Companies offering no-load variable annuities see the playing field moving in their direction. “I think this is better for consumers,” says Mitch Caplan, CEO of Louisville, Ky.-based Jefferson National, a leading no-load variable annuity company. “Every day, power continues to migrate into the hands of clients and consumers, and it should continue to do so.”

Previously, the commission sale of variable annuities was exempt from fiduciary standards under ERISA, but the DOL’s rule will make it difficult for product manufacturers to compensate advisors for offering their products. The regulation could lead to fewer product manufacturers creating variable annuities, and fewer advisors offering the products to the clients because of the lower incentives.

Thus the fiduciary rule could pour cold water on an already smoldering variable annuity business. According to a recent LIMRA report, variable annuity sales in the first quarter of 2016 were down 18 percent year over year to their lowest levels since 2001. LIMRA estimates that VA sales will drop by a total of 15 to 20 percent for the year, and will drop another 25 to 30 percent in 2017.

“Most of the variable annuity world doesn’t fit in with the rule,” Caplan says. “The underlying features and functions are too expensive, and the cost of manufacturing and distributing most of these products is too high.”

Some variable annuities already eschew the traditional commission model. For example, Jefferson National’s “Monument Advisor” product carries a level, monthly fee in exchange for offering investors simple tax benefits.

Most variable annuities don’t comply with the rule’s requirement that compensation paid to advisors must be “reasonable.” While “reasonable compensation” isn’t specifically addressed in the DOL’s rule, in practice it means that advisors’ revenue should not vary depending on the types of products used within client accounts.

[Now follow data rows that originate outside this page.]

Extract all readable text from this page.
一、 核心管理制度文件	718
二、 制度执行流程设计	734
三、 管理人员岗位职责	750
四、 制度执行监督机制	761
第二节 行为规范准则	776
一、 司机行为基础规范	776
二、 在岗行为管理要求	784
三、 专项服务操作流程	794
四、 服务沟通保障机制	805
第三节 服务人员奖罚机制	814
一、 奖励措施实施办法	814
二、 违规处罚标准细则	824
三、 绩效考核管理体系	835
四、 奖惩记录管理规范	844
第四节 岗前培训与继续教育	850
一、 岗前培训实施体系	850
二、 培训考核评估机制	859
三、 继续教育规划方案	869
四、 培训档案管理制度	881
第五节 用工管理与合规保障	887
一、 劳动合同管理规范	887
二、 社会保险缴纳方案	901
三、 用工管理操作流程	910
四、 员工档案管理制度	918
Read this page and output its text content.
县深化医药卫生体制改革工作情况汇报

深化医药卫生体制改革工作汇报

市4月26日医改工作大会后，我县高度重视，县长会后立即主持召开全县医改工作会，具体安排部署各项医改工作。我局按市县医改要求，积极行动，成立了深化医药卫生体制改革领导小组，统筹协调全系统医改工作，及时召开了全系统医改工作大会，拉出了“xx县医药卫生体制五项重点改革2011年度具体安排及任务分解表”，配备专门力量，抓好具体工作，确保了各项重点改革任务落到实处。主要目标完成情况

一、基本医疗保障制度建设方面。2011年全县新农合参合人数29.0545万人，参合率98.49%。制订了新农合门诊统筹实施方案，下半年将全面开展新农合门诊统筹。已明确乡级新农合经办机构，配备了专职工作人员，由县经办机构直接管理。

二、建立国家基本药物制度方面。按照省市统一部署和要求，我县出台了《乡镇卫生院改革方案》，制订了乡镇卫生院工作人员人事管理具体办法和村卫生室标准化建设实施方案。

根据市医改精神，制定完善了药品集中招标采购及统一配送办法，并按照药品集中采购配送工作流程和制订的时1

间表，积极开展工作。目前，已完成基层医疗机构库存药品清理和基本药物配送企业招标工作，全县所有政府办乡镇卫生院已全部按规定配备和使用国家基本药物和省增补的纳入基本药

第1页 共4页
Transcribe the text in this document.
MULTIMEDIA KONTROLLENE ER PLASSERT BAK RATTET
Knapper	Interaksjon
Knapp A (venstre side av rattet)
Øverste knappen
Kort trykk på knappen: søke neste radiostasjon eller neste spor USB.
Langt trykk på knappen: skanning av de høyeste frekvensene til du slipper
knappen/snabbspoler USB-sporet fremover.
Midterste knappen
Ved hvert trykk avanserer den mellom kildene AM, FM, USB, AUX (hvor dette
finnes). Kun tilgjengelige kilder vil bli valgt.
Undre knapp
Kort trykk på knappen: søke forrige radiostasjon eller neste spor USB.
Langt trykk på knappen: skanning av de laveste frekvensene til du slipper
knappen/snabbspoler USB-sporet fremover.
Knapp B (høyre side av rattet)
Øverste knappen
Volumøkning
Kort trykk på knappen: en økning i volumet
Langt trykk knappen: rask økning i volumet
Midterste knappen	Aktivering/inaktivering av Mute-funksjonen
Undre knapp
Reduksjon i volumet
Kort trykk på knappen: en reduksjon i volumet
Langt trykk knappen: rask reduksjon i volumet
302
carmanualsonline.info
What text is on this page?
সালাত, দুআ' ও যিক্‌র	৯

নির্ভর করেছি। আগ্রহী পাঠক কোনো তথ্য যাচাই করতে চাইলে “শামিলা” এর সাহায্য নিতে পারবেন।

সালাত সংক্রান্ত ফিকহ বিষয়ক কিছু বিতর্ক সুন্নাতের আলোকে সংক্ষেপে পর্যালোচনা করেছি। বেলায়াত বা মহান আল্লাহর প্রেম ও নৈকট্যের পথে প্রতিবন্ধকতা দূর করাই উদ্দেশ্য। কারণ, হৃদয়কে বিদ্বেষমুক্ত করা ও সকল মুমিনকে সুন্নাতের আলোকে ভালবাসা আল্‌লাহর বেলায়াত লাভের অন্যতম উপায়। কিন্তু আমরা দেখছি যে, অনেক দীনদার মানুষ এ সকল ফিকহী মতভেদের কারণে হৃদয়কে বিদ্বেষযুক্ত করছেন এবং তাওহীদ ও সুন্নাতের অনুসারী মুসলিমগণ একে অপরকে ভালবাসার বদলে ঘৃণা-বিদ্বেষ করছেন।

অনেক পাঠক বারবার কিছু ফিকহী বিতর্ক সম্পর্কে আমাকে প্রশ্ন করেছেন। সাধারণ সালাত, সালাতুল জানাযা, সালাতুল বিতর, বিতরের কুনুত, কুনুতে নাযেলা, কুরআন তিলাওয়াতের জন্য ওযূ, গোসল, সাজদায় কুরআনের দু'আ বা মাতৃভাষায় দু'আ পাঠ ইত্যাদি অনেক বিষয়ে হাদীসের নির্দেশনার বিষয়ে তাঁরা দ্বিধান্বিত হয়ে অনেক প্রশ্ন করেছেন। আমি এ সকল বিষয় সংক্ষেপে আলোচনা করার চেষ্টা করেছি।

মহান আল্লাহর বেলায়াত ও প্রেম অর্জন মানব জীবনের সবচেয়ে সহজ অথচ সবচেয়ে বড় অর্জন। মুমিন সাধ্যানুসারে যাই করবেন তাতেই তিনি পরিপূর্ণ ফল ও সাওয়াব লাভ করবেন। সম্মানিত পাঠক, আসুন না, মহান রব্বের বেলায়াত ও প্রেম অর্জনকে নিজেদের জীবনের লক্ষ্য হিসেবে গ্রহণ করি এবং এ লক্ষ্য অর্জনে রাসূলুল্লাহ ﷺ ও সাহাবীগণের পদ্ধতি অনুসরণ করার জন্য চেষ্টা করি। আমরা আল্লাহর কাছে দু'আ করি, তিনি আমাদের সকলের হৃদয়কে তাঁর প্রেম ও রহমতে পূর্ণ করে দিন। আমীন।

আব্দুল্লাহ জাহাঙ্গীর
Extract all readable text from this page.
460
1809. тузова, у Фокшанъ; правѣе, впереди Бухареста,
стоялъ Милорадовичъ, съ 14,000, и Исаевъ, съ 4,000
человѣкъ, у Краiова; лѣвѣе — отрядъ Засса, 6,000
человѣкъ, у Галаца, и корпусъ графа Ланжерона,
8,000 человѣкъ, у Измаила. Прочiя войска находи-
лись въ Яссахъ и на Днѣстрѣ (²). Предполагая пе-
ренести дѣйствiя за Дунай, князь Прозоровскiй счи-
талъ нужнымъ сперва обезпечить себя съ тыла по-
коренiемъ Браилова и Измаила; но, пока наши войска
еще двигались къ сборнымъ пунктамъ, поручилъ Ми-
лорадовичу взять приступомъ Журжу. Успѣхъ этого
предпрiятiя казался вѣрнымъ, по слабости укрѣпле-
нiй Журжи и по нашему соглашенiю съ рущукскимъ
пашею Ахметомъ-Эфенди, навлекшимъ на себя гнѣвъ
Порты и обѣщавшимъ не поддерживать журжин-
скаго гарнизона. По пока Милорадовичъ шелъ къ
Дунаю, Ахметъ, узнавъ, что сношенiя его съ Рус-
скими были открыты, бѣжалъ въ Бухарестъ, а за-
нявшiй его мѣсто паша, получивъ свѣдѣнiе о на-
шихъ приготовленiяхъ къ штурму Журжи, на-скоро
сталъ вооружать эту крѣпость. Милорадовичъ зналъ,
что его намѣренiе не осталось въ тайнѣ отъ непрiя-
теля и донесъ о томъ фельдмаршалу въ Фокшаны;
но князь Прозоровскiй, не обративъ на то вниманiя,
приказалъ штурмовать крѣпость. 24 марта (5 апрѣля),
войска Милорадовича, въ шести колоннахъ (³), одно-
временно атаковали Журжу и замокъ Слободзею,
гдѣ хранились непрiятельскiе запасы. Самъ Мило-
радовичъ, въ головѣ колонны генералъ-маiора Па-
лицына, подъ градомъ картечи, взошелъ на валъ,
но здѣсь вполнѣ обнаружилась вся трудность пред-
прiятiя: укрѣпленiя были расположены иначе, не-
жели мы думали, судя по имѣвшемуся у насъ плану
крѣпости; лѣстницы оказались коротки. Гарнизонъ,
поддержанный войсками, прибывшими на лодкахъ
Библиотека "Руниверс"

David Girmann, senior consultant with Cincinnati-based Strategy & Resources, says that many firms will move their business to other distribution channels to avoid compliance with the rule.

“I don’t think it will kill annuity sales,” Girmann says. “Unless the SEC follows suit with its own rules, we could see the shift of variable annuities to non-retirement-type products, which might be better in the long run. Today, 61 to 62 percent of all VA sales are in IRAs or plans.”